The plaintiff in the lawsuit testified later in the day that he suffered a bruise and a laceration in the assault at a Christmas tree lot and still suffers from anxiety, depression and post-traumatic stress disorder.

He returned to the lot with a hidden tape recorder several days later to try to get a confession and was partially successful, he said, when the volunteer asked the teen if he had told his mother.

"It was a 13-year-old's word over a Scout leader, an adult," said the victim, who remained composed on the stand. "He was someone people looked up to."

The plaintiff later quit his beloved game of baseball, stopped hanging out with friends and stayed in his room. He eventually began home schooling because he saw the volunteer sitting in a car outside his high school about five times as the criminal case proceeded.

"I felt scared. I felt like he was coming after me," the victim told jurors, adding that he threw up once in public when he unexpectedly saw the man.

The victim's name is being used in court, but The Associated Press does not generally name victims of sexual abuse.

An attorney for the Boy Scouts said in his opening statement that the "perversion" files were created to keep children safe by maintaining a master list of people ineligible to volunteer with the Scouts.

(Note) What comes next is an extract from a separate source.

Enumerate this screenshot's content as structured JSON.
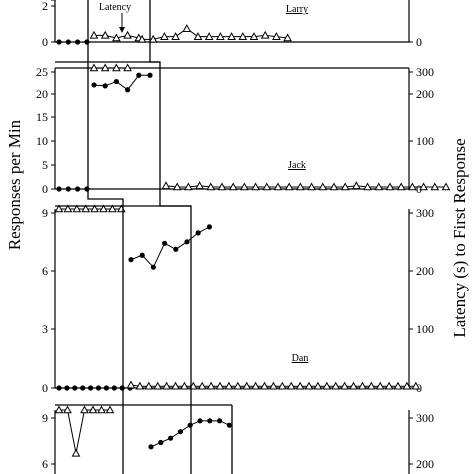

The organization acknowledges mistakes in the way sex abuse allegations were handled in the past but now has a robust child protection program, attorney Nicholas Heldt said.

From 2003 to 2007, a key period for the lawsuit, only 27 adult volunteers were kicked out annually for sexually abusing Scouts, although there were at least 1.5 million volunteers nationally, he said.

When the plaintiff was abused, the youth protection training worked because the boy recognized the abuse, resisted and told his mother, Heldt said. She, in turn, told local Scout leaders who informed law enforcement.

"This case is about training and whether training would have made a difference," he told jurors.

"I think this is a case in which the one instance of sexual abuse against (the plaintiff) could not have been prevented, and it wasn't prevented," he said. "But the training program may have helped prevent the second or the third instance of sexual abuse."

The records allowed by the judge could reveal how much the national organization has improved its efforts to protect children and report abuse after several high-profile cases sparked the youth protection policy in the late 1980s.

Previous large verdicts against the Scouts focused on cases where alleged abuse occurred before the policy was put in place.

In 2012, the Oregon Supreme Court ordered the Scouts to make public a trove of files from 1965 to 1985. The records showed that more than one-third of abuse allegations never were reported to police and that even when authorities were told, little was done most of the time.

The current lawsuit alleges that Scouts volunteer Al Stein, now 37, pulled down the plaintiff's pants when he was 13 and fondled him while the two worked in the Christmas tree lot.

Stein pleaded no contest to felony child endangerment in 2009 and was sentenced to probation. He served time in prison after authorities discovered photos of naked children on his cellphone.

Under the judge's ruling, records that Hale does not use in open court will remain sealed.

After trial, the plaintiff's counsel and other interested parties can petition the court for the release of all the files.